Kegiatan penghargaan agenda yang dihelat Arsip Nasional Republik Indonesia (ANRI) tersebut digelar di Jakarta, Senin (20/10/2025). Bupati Lamongan Yuhronur Efendi menerima penghargaan tersebut secara simbolis dari kepala ANRI Mego Pinandito, usai Kabupaten Lamongan menduduki kategori AA (sangat memuaskan) dengan nilai 94,73.
“Alhamdulillah, tahun ini bidang kearsipan berhasil menunjukkan capaian dan mempertahankan prestasinya. Tentu membuktikan bahwa kinerja yang dilakukan, efektif dan berdampak,” tutur Pak Yes-sapaan Bupati Lamongan Yuhronur Efendi.
Penganugerahan tersebut rutin dilaksanakan oleh ANRI setiap tahun, dengan penilaian pada beberapa indikator. Dengan penilaian di antaranya pada aspek kebijakan, pembinaan, pengelolaan arsip inaktif, pengelolaan arsip statis, sumber daya manusia kearsipan, dan pengelolaan arsip elektronik.
Sementara untuk mencapai prestasi tersebut, Dinas Kearsipan Dan Perpustakaan Daerah Kabupaten Lamongan mengupayakan beberapa hal. Mulai dari program alih media arsip, dari arsip tekstual ke arsip digital yakni, mendayagunakan aplikasi Srikandi (Sistem Informasi Kearsipan Dinamis) untuk korespondensi di lingkungan Pemkab Lamongan.
Kemudian penerapan sistem pengelolaan arsip di tingkat kecamatan dan desa/kelurahan harus selalu merujuk pada Norma, Standar, Prosedur dan Kriteria (NSPK), sesuai yang ditetapkan oleh ANRI. Sebab mengelola arsip sesuai NSPK sangat penting, untuk menciptakan administrasi yang tertib, efektif dan akuntabel. Serta penambahan sumber daya manusia Kearsipan (Arsiparis) di beberapa perangkat daerah, dan terus direncanakan untuk penambahan arsiparis hingga perangkat daerah kecamatan.

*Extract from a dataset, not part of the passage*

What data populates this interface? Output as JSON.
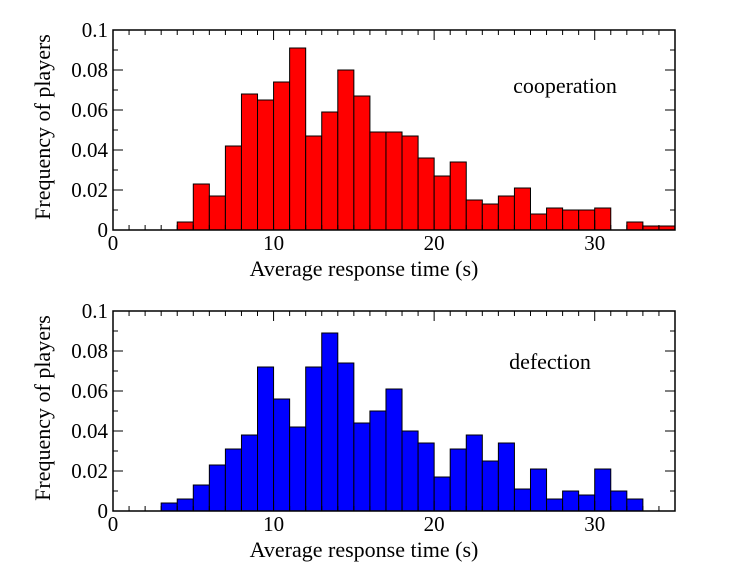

Tidak hanya itu, Dinas Arpusda juga melakukan penambahan khasanah arsip statis di depo arsip LKD melalui akuisisi arsip statis di perangkat daerah, pelaksanaan pemusnahan arsip di beberapa perangkat daerah telah dilakukan sesuai NSPK.
Hingga menyusun suatu kebijakan terkait kearsipan seperti Peraturan Daerah (Perda) kearsipan, Peraturan Bupati (Perbup) digitalisasi, Perbup JRA, Perbup SKKAD, Perbup tata naskah dinas dan lain-lain. Serta pembinaan pengelolaan arsip tidak hanya untuk perangkat daerah, tapi juga telah melakukan pembinaan kepada Desa/Kelurahan, Ormas, dan BUMD, dan lainnya.